I was quite taken aback. Nobody had ever called me a bully before in any context. I am the opposite of a bully! Somehow that hit me in a different spot in my gut – for the first time, the tirades I had been throwing at myself seemed less helpful and more harmful. They seemed less motivating and more… well… cruel and sad. The fact of the matter is that I carry a deep shame about who I am as a person. This led me to stay in an abusive marriage, to overachieve in an attempt to prove my basic worth as a human, and to be a workaholic in a helping profession to compensate for the feeling that I will never, ever be enough.
One of the basic premises of self-compassion is that we all suffer sometimes. “Common humanity” is what it is referred to in the books I have read. My main sense throughout my life has been that I am NOT like anyone else, and not in a good way. It is one of the earliest senses I had of myself, that there was something profoundly wrong with me that no one else could see but that I know is there. In CBT schema therapy they call that the Defectiveness schema, and I have worked hard at undoing it for going on twenty years. It is a part of me that I have not been able to get rid of. Following the comment by my boyfriend, I decided to adapt the old adage to “feel the fear and do it anyway” to “feel the disgust and at least read the damn book.” Less catchy, but that’s what I did.

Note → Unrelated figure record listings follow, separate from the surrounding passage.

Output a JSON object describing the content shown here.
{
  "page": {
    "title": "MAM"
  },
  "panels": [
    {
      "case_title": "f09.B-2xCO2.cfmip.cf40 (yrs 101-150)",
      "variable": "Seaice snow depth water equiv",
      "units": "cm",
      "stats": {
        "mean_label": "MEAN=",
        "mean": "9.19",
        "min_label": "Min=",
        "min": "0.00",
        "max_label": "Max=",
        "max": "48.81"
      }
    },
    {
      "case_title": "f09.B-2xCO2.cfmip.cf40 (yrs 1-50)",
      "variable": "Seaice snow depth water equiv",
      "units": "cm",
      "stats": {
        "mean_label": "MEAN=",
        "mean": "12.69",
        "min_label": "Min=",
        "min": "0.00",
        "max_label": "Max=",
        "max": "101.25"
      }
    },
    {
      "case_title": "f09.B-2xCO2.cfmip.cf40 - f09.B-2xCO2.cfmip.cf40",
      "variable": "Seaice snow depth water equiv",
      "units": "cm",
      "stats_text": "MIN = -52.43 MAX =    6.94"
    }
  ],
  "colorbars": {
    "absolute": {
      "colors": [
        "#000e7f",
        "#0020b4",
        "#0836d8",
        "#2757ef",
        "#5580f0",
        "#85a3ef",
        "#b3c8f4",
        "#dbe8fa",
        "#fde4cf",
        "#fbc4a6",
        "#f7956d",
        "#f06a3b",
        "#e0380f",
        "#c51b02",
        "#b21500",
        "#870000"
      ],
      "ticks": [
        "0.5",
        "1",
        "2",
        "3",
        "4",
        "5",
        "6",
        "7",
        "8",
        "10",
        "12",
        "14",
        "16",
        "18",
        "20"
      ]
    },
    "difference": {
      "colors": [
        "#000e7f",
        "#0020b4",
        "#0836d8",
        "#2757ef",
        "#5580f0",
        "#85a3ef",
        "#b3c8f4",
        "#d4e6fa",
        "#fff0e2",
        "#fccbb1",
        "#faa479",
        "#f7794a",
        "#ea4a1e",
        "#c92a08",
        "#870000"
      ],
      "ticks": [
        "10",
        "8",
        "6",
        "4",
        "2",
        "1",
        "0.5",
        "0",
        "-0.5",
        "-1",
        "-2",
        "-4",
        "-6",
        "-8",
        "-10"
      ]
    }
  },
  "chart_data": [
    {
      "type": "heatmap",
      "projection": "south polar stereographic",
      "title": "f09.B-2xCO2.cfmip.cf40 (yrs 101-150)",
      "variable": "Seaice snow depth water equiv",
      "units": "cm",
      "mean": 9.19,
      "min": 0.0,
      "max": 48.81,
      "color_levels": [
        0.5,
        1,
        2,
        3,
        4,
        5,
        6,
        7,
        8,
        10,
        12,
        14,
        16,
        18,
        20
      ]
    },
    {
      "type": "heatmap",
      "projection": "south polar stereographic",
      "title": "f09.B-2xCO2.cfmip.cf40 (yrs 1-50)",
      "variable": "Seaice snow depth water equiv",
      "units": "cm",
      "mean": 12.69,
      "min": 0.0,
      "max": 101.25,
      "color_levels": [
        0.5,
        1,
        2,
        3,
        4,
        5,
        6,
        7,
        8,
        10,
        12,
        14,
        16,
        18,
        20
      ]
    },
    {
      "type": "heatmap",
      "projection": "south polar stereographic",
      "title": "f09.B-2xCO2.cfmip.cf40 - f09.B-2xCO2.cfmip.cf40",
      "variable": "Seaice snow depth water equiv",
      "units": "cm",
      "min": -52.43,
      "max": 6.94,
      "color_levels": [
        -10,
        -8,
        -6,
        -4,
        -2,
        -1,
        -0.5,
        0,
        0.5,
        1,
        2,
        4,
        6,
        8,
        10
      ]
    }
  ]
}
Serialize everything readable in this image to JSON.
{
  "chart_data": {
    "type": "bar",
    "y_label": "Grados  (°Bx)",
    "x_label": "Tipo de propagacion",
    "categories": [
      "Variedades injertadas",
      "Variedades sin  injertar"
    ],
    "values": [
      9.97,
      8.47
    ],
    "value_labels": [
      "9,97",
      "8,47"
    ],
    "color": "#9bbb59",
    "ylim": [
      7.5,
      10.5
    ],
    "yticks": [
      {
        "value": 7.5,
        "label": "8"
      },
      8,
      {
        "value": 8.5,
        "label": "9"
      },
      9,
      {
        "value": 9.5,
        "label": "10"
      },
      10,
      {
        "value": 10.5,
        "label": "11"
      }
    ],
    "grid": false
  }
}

I can be a bit of a dramatic person. There, I said it. I have been known to trace my hand flipping the middle finger in the middle of a page of a self-help book that pissed me off because it hit a little too close to home. The faces I made at this poor book while I read it and the verbal abuse it endured while I swore at it and berated it were pretty epic. Even though I have FINALLY been able to access a bit of self-compassion I still have a running monologue of “this is such bullshit” going in the background when I am attempting to do some of the exercises.
The main thing that has stuck is the use of the phrase “This is a moment of suffering.” In the past I would refuse to acknowledge the suffering. It seemed like a negative-whiney-cry-arse thing to do in this world where we are admonished to be positive above all else. Just think positive and everything will be great! I also have a finely honed defense mechanism that keeps me from actually FEELING my emotions. I can logically speak to how I would be feeling if I COULD feel, but if an emotion breaks through and I feel it in my body, I tend to panic. The wording of “This is a moment of suffering” is nice and factual. It just is. I don’t have an opportunity to judge myself for suffering. It has allowed me to access a semblance of common humanity because there is no denying that everyone in this world suffers. Even the people who get better after only six months, not years, of physio.